Uniform load is the promise. The interactive sim below shows the promise being kept — set skew to 0% and watch shards share perfectly as you add them.
The hot key problem
Now drag the skew slider. A celebrity profile, a viral post, a flash-sale SKU: real traffic concentrates on a few keys, and a key lives on exactly one shard. The brutal consequence, which you can verify in the playground: adding shards does nothing for a hot key. Sixteen shards, and shard 1 still melts while fifteen idle — you're paying 16x for 1x of relief.
Real fixes attack the key, not the count:
- Cache the hot object. The cheapest and usually right answer — a hot key is by definition wildly cacheable (same key, repeated reads). This is why the caching lesson precedes this one.
- Salt the key. Split
celebrity_42intocelebrity_42#1..8spread across shards; readers fan out and merge. Costs read complexity, buys write/read spread. - Special-case hot entities.

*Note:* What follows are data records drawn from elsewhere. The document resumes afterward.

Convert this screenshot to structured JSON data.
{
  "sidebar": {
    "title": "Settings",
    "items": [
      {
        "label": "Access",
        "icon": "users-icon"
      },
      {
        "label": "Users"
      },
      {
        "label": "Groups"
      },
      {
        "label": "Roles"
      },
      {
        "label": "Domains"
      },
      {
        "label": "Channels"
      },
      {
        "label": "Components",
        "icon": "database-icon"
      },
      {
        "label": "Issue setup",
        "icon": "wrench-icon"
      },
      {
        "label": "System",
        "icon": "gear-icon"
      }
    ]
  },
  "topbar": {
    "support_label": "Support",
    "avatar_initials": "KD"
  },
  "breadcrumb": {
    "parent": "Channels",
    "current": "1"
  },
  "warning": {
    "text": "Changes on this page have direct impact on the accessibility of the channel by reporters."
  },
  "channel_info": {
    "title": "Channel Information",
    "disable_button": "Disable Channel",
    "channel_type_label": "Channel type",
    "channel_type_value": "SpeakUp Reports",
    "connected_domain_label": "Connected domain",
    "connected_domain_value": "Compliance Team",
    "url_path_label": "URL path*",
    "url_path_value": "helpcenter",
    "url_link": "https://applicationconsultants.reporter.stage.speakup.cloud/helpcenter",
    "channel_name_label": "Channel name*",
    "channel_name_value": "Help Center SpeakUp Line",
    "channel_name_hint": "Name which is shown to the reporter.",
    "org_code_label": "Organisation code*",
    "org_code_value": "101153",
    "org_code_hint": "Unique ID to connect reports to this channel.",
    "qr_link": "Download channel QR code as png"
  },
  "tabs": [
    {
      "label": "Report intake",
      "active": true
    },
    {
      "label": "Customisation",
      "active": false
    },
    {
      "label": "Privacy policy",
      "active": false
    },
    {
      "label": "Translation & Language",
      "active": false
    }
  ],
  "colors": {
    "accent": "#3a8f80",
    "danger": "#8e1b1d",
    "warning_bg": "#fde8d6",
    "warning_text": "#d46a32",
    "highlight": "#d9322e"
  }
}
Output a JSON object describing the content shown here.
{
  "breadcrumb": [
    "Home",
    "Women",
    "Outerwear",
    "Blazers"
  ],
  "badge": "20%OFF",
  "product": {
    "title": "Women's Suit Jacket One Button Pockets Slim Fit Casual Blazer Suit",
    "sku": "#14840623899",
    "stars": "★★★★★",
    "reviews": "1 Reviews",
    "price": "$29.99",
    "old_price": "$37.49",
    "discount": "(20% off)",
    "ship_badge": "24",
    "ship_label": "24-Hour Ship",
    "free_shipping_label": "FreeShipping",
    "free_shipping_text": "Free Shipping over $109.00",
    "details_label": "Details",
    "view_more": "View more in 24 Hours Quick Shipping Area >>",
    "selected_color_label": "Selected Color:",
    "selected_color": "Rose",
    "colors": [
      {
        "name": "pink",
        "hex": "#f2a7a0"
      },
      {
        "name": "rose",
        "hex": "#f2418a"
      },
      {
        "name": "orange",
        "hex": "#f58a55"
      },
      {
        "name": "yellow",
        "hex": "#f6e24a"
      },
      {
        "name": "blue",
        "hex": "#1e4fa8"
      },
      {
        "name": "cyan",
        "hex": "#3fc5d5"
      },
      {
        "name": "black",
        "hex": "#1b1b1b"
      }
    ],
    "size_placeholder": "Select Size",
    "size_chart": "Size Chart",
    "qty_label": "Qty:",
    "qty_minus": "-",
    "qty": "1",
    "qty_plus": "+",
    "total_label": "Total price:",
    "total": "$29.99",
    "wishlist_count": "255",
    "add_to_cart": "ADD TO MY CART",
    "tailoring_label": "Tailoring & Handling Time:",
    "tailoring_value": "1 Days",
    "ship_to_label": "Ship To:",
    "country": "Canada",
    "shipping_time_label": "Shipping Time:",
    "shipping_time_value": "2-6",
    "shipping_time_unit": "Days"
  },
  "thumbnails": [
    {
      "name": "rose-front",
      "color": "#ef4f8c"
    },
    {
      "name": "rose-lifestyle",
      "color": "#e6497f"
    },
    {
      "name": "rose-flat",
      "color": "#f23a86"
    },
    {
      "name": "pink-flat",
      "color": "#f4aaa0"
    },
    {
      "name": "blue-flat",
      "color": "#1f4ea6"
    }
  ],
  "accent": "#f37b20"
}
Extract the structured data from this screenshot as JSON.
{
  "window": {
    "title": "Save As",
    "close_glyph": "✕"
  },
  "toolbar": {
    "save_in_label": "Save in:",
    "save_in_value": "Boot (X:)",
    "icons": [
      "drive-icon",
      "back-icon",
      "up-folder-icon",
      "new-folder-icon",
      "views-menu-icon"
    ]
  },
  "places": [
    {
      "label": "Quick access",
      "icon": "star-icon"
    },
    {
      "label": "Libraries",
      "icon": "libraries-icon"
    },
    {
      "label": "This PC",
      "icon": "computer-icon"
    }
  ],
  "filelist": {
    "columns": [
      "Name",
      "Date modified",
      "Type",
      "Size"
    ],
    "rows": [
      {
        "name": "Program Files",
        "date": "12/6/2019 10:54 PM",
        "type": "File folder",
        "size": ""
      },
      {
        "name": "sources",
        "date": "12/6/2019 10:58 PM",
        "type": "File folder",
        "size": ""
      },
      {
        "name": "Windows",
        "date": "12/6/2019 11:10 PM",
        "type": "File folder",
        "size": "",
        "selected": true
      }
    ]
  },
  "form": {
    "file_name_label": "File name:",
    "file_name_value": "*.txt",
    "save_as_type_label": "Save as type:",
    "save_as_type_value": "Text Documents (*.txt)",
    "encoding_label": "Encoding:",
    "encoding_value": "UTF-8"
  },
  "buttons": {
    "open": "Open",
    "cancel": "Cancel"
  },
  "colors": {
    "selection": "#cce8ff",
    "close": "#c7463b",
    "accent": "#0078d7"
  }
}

Detect them (your metrics should make hot keys visible) and route them to dedicated capacity.
A design that answers "hot partition?" with "add more shards" fails the availability axis of any serious review — now you can see why.
Resharding: the bill arrives later
Shard count looks like a free parameter on day one. It isn't — changing it later means moving live data under traffic:
hash(key) % Nreassigns nearly every key when N changes. Consistent hashing fixes this: only ~1/N of keys move.- Plan shard count with growth headroom (e.g., 4x current need) and use logical shards (many small virtual shards mapped onto few physical nodes) so "resharding" becomes "remapping," not "rewriting."
See the difference, key by key — every red square below is live data that has to migrate when you add one shard:
interactive
Adding one shard moves 85/100 keys — hash % N reassigns almost everything. Every red square is live data migrating under traffic.
This is the whole argument for consistent hashing in one picture: with hash % N, adding capacity is a near-total data migration; with a ring, it's a small, bounded handover to the new shard.
What to say in a design review
The sharding paragraph of a strong justification names four things: the shard key and why it distributes well for this workload, the lookup pattern it preserves (point reads? ranges?), the hot-key story, and the resharding plan. Miss the hot-key story and the next viral moment writes it for you.